According to Bernstein, A&P still has lot of work to do to address the deficiencies in its store base. "While they've invested a lot of money in attempting to do that through their Great Renewal project, I don't think they've seen the kinds of returns they need to get yet. Last quarter they did show improvement. Can they continue that rate? The competitive environment in the markets they operate is pretty tough, particularly in the metro-New York area. They have their work cut out for them," he said.
"In terms of profitability, A&P is still a gigantic question mark," said Giblen. "Project Great Renewal keeps getting more and more protracted. It's more a matter of execution rather than strategy. Project Great Renewal is the right idea, but they have to be able to run good stores day to day and there is some shortfall for them to do that."
PATHMARK STORES, Carteret, N.J., with sales increasing 6.8% and EBITDA falling 2.6% and same store sales up 3.1% and 3.5% in the first and second quarter, respectively.
Pathmark is a leader in its markets and drawing praise from the analysts.
"It's another situation where Pathmark has come out of a transition after filing bankruptcy. Now it's becoming a real company," said Ziegler.
"They're driving sales and market share at a time when their competition is in disarray. Every single competitor has problems," said Giblen.
Bernstein noted that Pathmark has always been a great operator and that it had a balance sheet problem and not an operating problem. "I think they are the best-positioned supermarket operator in the Northeast now because when I look at the rest of the market it's in disarray to some degree," said Bernstein. "Pathmark has excellent store locations, and they are merchandising well. They are doing a great job."
Bernstein, as others, expect Pathmark's track record will make it an attractive acquisition candidate.
While Pathmark can be very successful on its own, Giblen believes Pathmark can benefit more in buying power and cost of goods to be part of a much bigger company.
PENN TRAFFIC, Syracuse, N.Y., with sales up 2.9% and EBITDA increasing 1.3% and same store sales rising 0.4% and 0.7% in the first and second quarter, respectively.
With approximately 10% to 12% of its sales from wholesale, according to the company, Penn Traffic is considered a retailer that operates approximately 220 stores. Analysts give them an "A" for effort.
"To their credit they've gotten out of negative comp store sales and are now showing some stability in their profit margins," said Giblen, who questions whether they can maintain this direction "given a less then first-rate store base."
Said Bernstein, "While they've done a good job in putting things together following their restructuring, which is due to a change in top management, I think their relatively flat performance is a reflection of the fact they are in some tough markets and against some tough competitors like Kroger in Columbus. They have their work cut out for them to hold their own."
"You have to give them credit for running very hard to stay in place, but eventually, I think, they'll run out of steam," added Giblen.
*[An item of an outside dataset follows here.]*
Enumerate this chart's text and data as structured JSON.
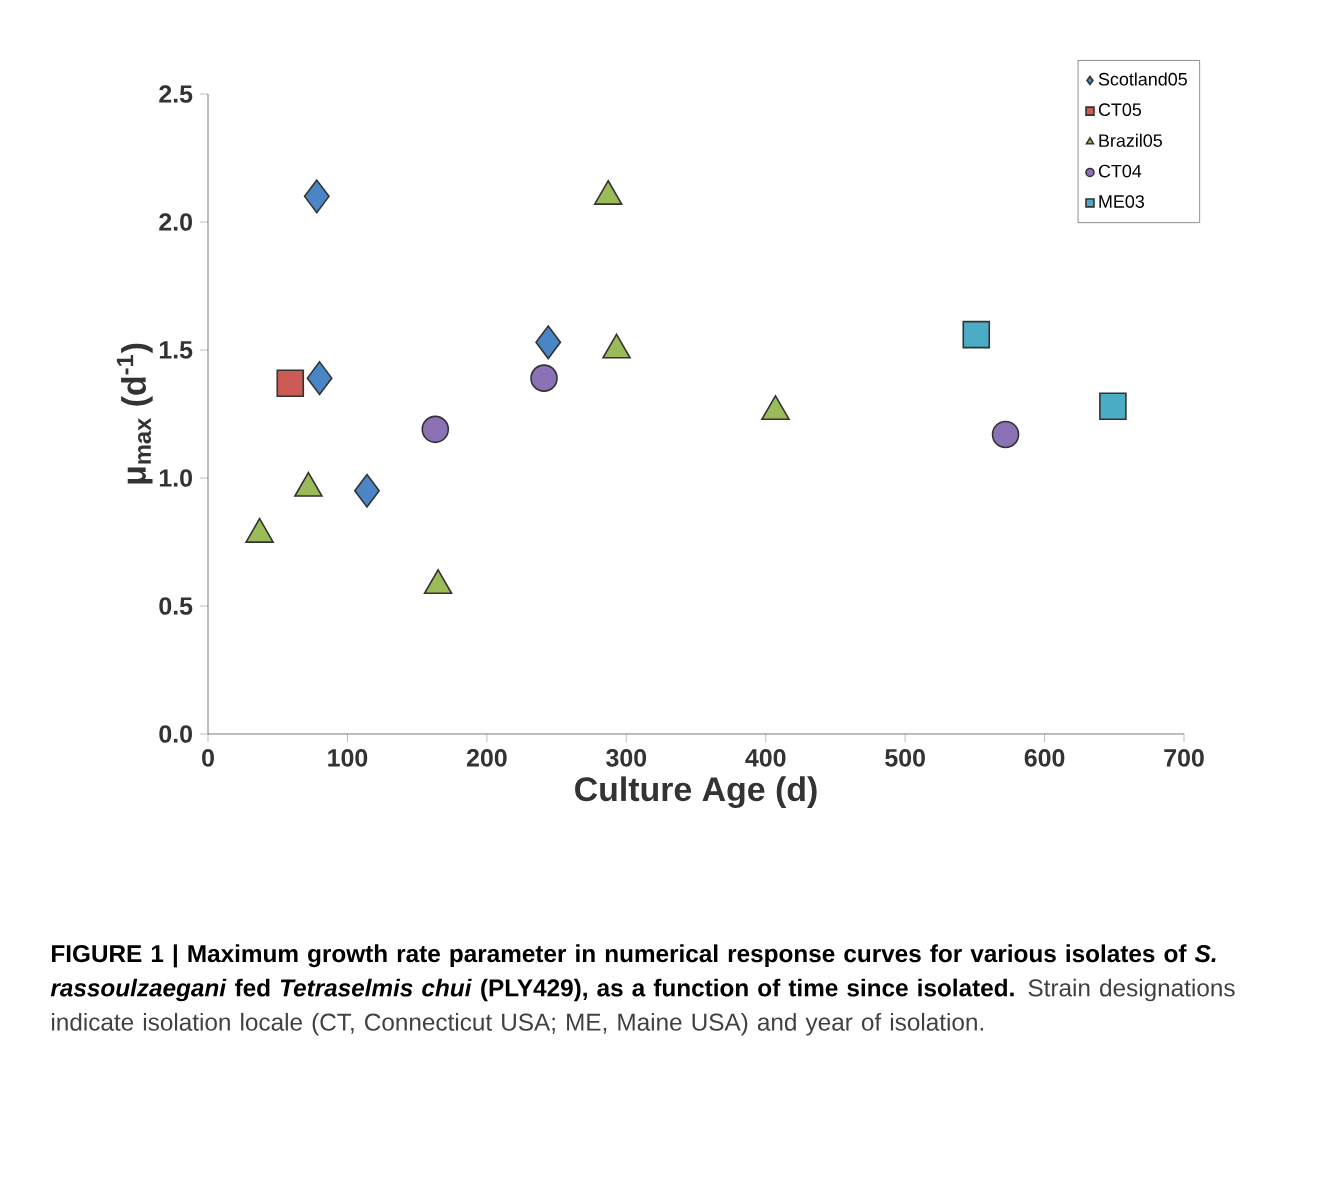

HARRIS TEETER, Matthews, N.C., with sale increasing 7.2% and operating income up 11.5% and comparable store sales growing 2.5% and 1.6%, respectively.
Analysts view the retailer as solid.
"They began to do very well at retailing, but for a long time they spread themselves too thin around the Southeast. They sold stores to Kroger in Atlanta and they are now concentrating their efforts in the Charlotte market. They're starting to focus back on areas in which they've got significant density," said Husson.
"They've got a good value proposition. Wal-Mart's swept through those market areas too and Harris Teeter has been able to differentiate with their high-quality fresh offering and service levels," added Husson.
Giblen calls them steady. "It continues to be a solid operator. It has a very strong customer franchise and adequate, but not amazing, profitability. I think their future as well is to be part of a bigger company."